I will tell you a thing or two about beginning treasure hunting. ALWAYS keep somebody like Lamar handy. They keep you honest. See, finding monuments (Amerindian, Spanish, Jesuit, Mexican, or Early American) is part Science and part Art. Too much of either will get you screwed up. Too much of the skeptical scientist, and you will dismiss some things you shouldn't. Too much Artsy Imagination, and you will be seeing 300 year old symbols in 5 year old bushes. It is a very fine line that only experience will teach you to balance.
When you start out, you see signs everywhere, because you are so enthusiastic. As time wears on, and you haven't found any great treasures, you start getting more pessimistic, and second guessing everything you see. From one end of the spectrum to the other.

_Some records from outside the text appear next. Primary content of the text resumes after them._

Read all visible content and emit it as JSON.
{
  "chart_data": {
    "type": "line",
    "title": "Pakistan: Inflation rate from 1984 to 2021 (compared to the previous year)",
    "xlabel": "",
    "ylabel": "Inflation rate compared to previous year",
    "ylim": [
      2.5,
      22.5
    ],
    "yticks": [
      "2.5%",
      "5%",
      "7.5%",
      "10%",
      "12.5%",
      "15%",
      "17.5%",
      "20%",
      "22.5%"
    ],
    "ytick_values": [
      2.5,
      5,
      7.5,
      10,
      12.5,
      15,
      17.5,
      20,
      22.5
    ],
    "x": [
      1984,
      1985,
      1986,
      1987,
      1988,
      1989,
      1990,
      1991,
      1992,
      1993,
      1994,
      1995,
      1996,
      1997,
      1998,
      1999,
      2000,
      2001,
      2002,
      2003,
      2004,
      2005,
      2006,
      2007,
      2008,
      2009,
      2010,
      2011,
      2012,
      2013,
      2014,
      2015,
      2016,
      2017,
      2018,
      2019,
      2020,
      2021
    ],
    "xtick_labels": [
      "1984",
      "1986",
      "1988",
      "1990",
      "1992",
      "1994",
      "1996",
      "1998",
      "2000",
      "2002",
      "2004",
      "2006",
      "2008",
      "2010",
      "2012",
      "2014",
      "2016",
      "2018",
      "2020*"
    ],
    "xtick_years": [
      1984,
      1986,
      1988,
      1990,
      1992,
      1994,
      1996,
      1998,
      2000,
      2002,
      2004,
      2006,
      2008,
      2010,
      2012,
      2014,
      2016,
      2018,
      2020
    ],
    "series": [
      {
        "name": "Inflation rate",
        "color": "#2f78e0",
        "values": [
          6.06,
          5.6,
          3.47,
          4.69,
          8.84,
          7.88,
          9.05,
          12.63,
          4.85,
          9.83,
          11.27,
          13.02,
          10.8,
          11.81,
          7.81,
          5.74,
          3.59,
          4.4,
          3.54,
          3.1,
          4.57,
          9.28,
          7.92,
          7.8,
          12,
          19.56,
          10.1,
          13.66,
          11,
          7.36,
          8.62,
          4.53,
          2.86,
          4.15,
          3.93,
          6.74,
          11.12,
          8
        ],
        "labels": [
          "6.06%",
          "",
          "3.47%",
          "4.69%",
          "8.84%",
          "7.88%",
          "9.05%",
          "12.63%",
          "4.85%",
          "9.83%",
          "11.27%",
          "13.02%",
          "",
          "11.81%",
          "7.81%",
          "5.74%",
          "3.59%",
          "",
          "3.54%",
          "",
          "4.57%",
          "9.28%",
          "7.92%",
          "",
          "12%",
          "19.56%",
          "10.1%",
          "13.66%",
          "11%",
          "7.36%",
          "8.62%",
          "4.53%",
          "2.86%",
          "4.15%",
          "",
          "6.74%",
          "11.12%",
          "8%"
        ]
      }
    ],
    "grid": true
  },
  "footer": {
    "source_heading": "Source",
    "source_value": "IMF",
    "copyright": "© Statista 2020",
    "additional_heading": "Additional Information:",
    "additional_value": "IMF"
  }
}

You also need people like (I can't believe I'm saying this) Rangler, dsty, and the others that see a million signs in everything. They make you take a closer look at what you think you have, while people like Lamar keep you grounded, avoiding flights of fancy.
Lamar said "I find that things are ALWAYS as they seem, however our perception of how things SHOULD be is sometimes vastly different from the way that things actually are."
.........aaaaaaaaaaaaahhhhhhh, sometimes yes, and sometimes no. Just look at the thread on the 17 Tons of gold. Through extant newspaper articles and autobiographies, we have found that there is a better than average chance that the cache Doc Noss found at Victorio Peak was not ancient at all, but likely some of the spoils of war of Pancho Villa (Doc Noss was mentioned as visiting a man in Los Angeles who was a member of Villa's Staff).